As an alternative, it is also possible that plant-made pharmaceutical research and development could become ‘homegrown’ in developing countries. Equipping them with constructs, transgenic seeds and freedom to operate makes the production of plant-made pharmaceuticals a feasible direction for a country to explore. However, improvements in manufacturing infrastructure, financial support and the maturation of a regulatory framework surrounding plant-derived pharmaceuticals are all essential for their commercialization in the developing world. Since much of the source of plant-based biologic research and development has come from academia, the movement from research and development to the corporate arena will take a considerable effort to say the least. Nonetheless, attractive features such as lower production costs, fewer purification steps, and high levels of safety and efficacy make plant-derived pharmaceuticals a platform technology that suits the needs of developing world markets. It is hoped that for resource-poor nations, plant-made vaccines and biologics designed to defeat cancer will successfully make the move from concept to reality (Table 1).

 

Select examples of plant production systems used for cancer immunotherapy.

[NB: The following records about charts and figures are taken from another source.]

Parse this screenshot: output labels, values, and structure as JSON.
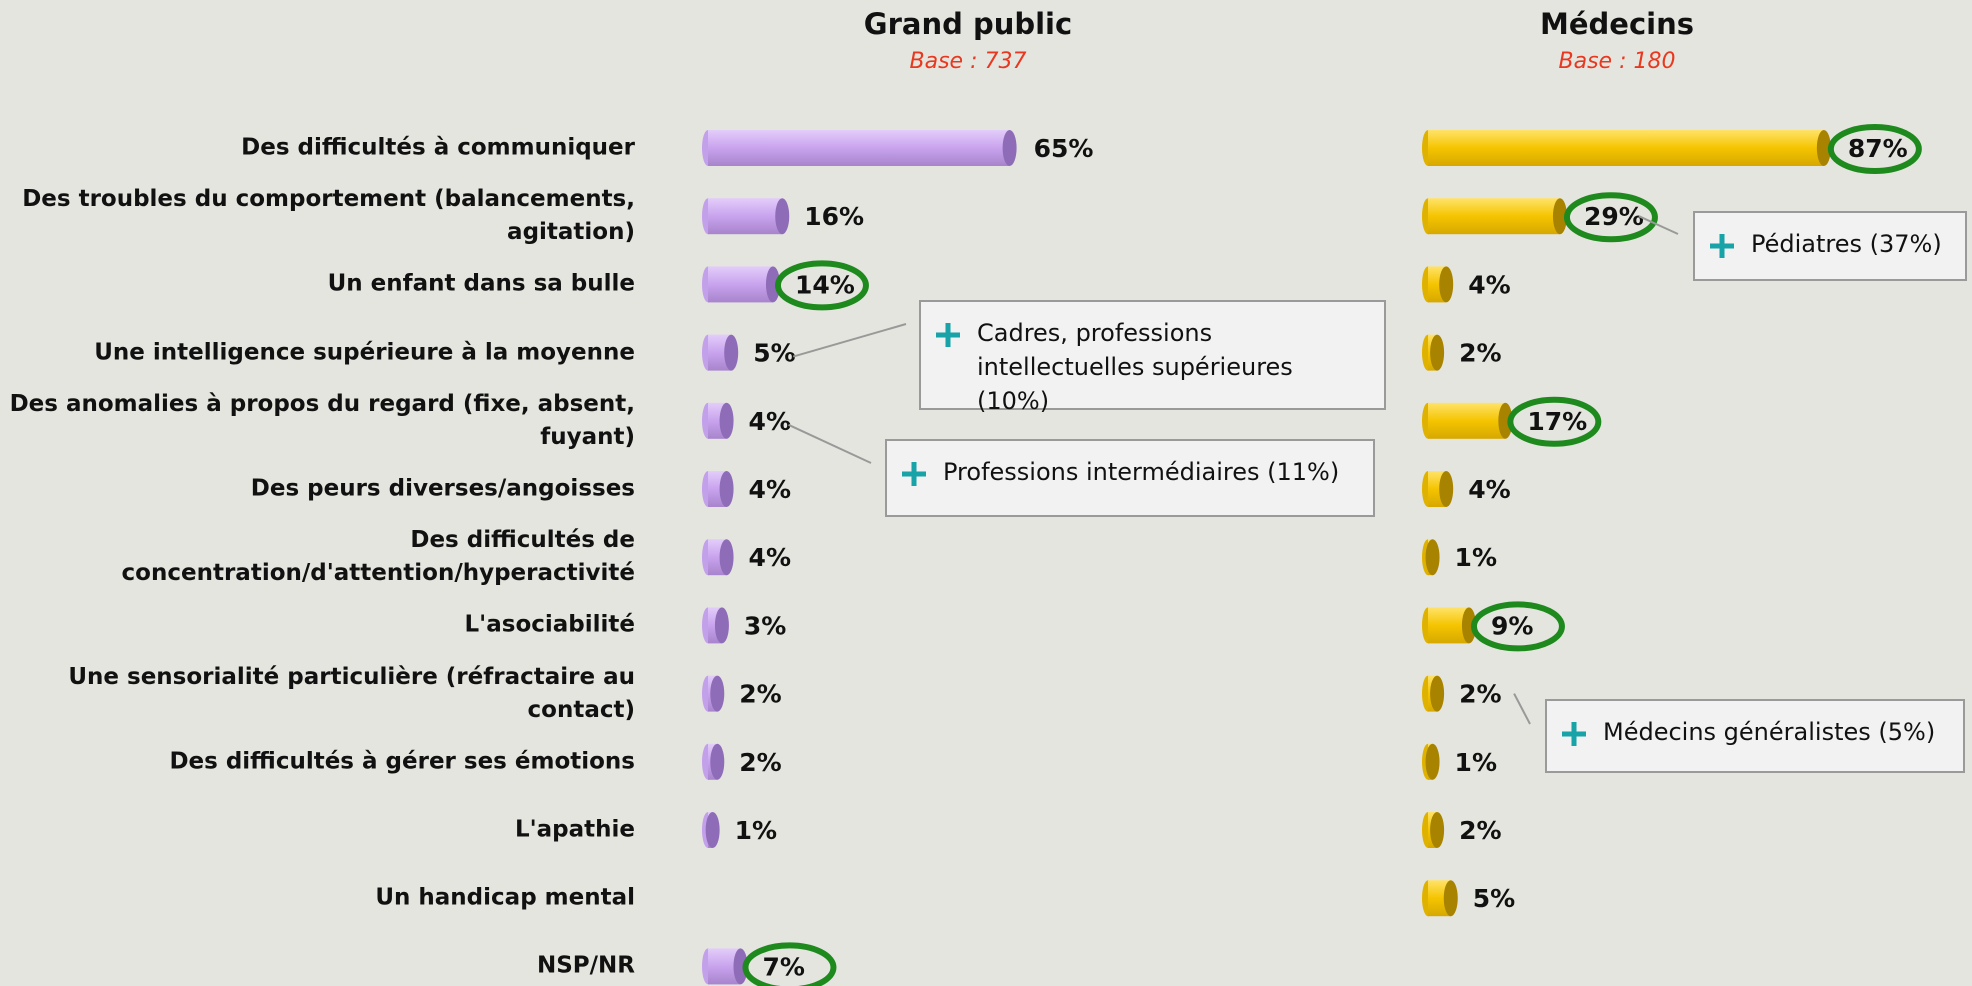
{
  "chart_data": {
    "type": "bar",
    "orientation": "horizontal",
    "categories": [
      "Des difficultés à communiquer",
      "Des troubles du comportement (balancements, agitation)",
      "Un enfant dans sa bulle",
      "Une intelligence supérieure à la moyenne",
      "Des anomalies à propos du regard (fixe, absent, fuyant)",
      "Des peurs diverses/angoisses",
      "Des difficultés de concentration/d'attention/hyperactivité",
      "L'asociabilité",
      "Une sensorialité particulière (réfractaire au contact)",
      "Des difficultés à gérer ses émotions",
      "L'apathie",
      "Un handicap mental",
      "NSP/NR"
    ],
    "xlim": [
      0,
      100
    ],
    "series": [
      {
        "name": "Grand public",
        "subtitle": "Base : 737",
        "color": "#c9a3ee",
        "values": [
          65,
          16,
          14,
          5,
          4,
          4,
          4,
          3,
          2,
          2,
          1,
          null,
          7
        ],
        "value_labels": [
          "65%",
          "16%",
          "14%",
          "5%",
          "4%",
          "4%",
          "4%",
          "3%",
          "2%",
          "2%",
          "1%",
          null,
          "7%"
        ],
        "highlighted": [
          2,
          12
        ]
      },
      {
        "name": "Médecins",
        "subtitle": "Base : 180",
        "color": "#f5c400",
        "values": [
          87,
          29,
          4,
          2,
          17,
          4,
          1,
          9,
          2,
          1,
          2,
          5,
          null
        ],
        "value_labels": [
          "87%",
          "29%",
          "4%",
          "2%",
          "17%",
          "4%",
          "1%",
          "9%",
          "2%",
          "1%",
          "2%",
          "5%",
          null
        ],
        "highlighted": [
          0,
          1,
          4,
          7
        ]
      }
    ],
    "annotations": [
      {
        "text": "Cadres, professions intellectuelles supérieures (10%)",
        "series": 0,
        "index": 3
      },
      {
        "text": "Professions intermédiaires (11%)",
        "series": 0,
        "index": 4
      },
      {
        "text": "Pédiatres (37%)",
        "series": 1,
        "index": 1
      },
      {
        "text": "Médecins généralistes (5%)",
        "series": 1,
        "index": 8
      }
    ]
  }
}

Malignancy	Antigen/plant system used	Ref.
Hepatitis B virus induced hepatocellular carcinoma	HBsAg expressed in transgenic plants	[11]
Hepatitis C virus induced hepatocellular carcinoma	E7 protein expressed in chloroplasts	[34]
Non-Hodgkin's lymphoma	Full IgG expressed in TMV-based expression system	[52]
Breast cancer	PVX nanoparticles expressing HER2 epitope	[57]
Solid tumors	PapMV nanoparticles	[80]
Lung melanoma	CPMV nanoparticles	[89]
Solid tumors	TMV nanoparticles displaying cRGD	[91]

CPMV: Cowpea mosaic virus; HBsAg: Hepatitis B virus surface antigen; PapMV: Papaya mosaic potexvirus; PVX: Potatovirus X; TMV: Tobacco mosaic virus.

Cancer immunotherapy has gained momentum as an effective and noninvasive way to treat cancer patients.

Plant production platforms have been developed to produce cancer vaccines and monoclonal antibodies that are directed against a variety of cancers, ranging from oncolytic virus-derived cancers to breast cancers.

Plant viruses have been engineered as nanoparticles to target solid tumors and induce an immune response. Some plant viruses can carry ‘payloads’ of anticancer drugs.

Inexpensive, safe and efficacious biopharmaceuticals produced using plant production systems could have great implications for cancer patients residing in resource-poor countries.